Enns was not named to Gary Filmon's first cabinet, but became Minister of Natural Resources on April 21, 1989. He held this position until September 10, 1993, when he became Minister of Agriculture for a second time (after a gap of twenty-five years). He continued to hold this portfolio until the Filmon government was defeated in 1999, and was responsible for managing the AIDA and NISA files during the flood emergency of 1997.

==Intraparty activity==
In 1971, Enns declared himself a candidate to replace Weir as leader of the Manitoba Progressive Conservatives. The contest highlighted the ideological divisions of the party: Enns, who represented its rural and conservative wing, lost to urban progressive Sidney Spivak by 46 votes.

In 2000, he supported Stockwell Day for the leadership of the Canadian Alliance party.

==Politics and controversies==
In 1976, Enns nearly derailed plans by the Schreyer government to bring a series of Russian artworks from Leningrad's Hermitage and the State Russian Museum to Manitoba, during a North American tour. His position was grounded in an opposition to Communism and the Soviet Union, though he eventually withdrew his objections.

During the mid-1980s, Enns was a vocal opponent of officially re-entrenching French-language services in Manitoba (a policy being pursued by the New Democratic government of Howard Pawley).
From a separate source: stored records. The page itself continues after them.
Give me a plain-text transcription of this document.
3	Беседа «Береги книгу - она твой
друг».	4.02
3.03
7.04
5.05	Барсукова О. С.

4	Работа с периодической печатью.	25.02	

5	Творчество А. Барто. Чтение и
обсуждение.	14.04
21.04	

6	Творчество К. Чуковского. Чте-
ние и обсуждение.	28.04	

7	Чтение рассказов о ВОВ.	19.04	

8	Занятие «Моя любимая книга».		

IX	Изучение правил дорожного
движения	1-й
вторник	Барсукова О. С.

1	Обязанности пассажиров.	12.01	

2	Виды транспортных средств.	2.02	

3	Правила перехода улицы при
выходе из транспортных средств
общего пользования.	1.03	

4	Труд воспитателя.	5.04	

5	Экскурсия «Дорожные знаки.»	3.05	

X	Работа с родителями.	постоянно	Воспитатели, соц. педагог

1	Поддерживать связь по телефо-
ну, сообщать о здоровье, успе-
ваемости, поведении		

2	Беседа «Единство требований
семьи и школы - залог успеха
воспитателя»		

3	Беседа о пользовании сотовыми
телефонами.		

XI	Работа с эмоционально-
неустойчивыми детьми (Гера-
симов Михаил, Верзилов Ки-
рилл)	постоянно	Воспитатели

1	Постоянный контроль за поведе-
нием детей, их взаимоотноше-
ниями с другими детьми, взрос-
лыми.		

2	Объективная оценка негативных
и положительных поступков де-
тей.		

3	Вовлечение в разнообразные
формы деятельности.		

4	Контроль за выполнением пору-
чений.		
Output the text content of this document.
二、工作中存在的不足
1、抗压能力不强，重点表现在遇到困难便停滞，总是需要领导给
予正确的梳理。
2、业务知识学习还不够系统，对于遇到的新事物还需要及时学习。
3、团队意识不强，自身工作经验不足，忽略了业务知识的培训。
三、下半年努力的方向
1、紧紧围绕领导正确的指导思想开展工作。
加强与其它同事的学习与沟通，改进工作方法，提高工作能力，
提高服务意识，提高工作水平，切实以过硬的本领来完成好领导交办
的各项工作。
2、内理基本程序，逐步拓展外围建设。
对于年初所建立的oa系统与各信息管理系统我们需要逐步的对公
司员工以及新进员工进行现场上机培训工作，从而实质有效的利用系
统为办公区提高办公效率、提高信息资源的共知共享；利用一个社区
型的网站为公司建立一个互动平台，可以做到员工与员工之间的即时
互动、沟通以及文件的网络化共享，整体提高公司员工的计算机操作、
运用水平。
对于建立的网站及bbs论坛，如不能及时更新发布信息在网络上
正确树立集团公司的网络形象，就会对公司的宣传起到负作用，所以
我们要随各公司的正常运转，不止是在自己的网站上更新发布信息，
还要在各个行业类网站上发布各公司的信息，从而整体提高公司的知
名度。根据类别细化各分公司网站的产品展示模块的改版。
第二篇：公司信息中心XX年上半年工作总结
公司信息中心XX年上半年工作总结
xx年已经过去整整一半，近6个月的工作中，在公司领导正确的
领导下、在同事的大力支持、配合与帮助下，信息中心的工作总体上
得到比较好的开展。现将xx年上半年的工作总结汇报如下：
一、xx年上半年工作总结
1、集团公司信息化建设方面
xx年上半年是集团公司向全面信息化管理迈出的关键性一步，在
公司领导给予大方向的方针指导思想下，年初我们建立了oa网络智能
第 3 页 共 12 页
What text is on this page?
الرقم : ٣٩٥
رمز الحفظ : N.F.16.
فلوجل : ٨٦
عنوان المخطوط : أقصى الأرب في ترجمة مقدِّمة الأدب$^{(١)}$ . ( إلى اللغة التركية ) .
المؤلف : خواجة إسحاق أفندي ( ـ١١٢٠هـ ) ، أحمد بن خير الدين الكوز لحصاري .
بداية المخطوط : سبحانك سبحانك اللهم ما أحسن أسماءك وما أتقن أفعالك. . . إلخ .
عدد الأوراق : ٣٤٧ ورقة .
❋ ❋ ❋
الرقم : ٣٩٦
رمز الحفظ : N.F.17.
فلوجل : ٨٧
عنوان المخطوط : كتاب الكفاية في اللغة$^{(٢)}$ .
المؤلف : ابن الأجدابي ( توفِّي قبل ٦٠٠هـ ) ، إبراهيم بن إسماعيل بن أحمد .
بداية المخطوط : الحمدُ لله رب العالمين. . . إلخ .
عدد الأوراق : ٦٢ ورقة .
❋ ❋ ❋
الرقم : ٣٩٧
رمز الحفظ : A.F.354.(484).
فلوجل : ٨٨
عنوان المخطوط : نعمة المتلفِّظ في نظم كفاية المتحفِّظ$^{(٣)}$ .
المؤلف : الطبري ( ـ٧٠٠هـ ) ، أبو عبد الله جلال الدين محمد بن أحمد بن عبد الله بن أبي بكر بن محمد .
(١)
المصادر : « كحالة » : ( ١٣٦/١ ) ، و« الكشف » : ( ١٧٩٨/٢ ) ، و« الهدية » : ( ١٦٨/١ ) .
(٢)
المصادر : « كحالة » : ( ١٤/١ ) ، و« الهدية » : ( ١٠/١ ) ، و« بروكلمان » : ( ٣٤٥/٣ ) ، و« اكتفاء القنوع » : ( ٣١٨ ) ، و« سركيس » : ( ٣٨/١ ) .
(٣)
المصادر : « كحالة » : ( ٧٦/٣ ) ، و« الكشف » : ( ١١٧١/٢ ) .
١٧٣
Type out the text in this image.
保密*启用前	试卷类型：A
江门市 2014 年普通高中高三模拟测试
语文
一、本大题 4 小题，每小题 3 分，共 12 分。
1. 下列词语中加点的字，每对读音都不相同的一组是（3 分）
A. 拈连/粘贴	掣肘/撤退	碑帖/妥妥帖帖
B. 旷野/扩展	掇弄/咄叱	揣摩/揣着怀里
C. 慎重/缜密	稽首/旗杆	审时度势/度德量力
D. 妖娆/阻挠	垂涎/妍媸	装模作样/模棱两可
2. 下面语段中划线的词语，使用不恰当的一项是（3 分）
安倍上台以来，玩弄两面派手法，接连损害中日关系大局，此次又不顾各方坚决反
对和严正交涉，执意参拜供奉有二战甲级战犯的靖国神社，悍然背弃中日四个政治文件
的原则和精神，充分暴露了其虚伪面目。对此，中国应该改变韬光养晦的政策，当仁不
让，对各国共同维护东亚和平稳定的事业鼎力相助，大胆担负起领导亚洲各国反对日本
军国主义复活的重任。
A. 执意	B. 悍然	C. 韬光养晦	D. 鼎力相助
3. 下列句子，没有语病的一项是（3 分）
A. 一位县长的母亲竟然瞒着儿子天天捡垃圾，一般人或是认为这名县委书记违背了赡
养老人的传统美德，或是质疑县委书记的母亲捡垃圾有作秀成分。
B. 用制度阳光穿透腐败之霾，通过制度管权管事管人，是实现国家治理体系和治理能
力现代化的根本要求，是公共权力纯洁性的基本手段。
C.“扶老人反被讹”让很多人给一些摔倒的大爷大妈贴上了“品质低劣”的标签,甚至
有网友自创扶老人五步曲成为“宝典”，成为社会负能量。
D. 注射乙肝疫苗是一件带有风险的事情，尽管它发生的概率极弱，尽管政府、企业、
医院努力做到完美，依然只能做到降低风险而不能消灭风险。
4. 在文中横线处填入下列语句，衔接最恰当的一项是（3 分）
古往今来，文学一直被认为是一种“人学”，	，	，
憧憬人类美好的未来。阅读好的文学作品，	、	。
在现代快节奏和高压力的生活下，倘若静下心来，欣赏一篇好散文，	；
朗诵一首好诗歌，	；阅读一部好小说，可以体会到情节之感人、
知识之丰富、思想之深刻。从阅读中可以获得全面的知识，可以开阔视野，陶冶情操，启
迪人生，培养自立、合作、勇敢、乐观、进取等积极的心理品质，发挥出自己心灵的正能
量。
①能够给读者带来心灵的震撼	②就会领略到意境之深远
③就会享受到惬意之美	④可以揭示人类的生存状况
Ironically, his seat was targeted by the anti-bilingualism Confederation of Regions Party in 1986, although this challenge ultimately came to very little.

A philosophical conservative, Enns was also responsible for weakening market board control over Manitoba's hog farms, and appears to have had similar intentions regarding its fishing industry. In 1995-96, he was accused of approving illegal fishing activities by the Spirit River Fish Company, though he denied this charge.

Perhaps his greatest contribution to Canada, was the role he played in the legalizing of industrial hemp. At a time when the public mood was anti cannabis, Harry was the first politician of power, to stand and risk his reputation, in order to help Manitoba farmers.
The three experimental hemp plot trials he sanctioned in 1995, 1996, and 1997 yielded key information that convinced Health Canada to allow hemp crops to go to seed, which birthed the hemp food industry.

== Later life ==
Enns died following heart surgery at the age of 78.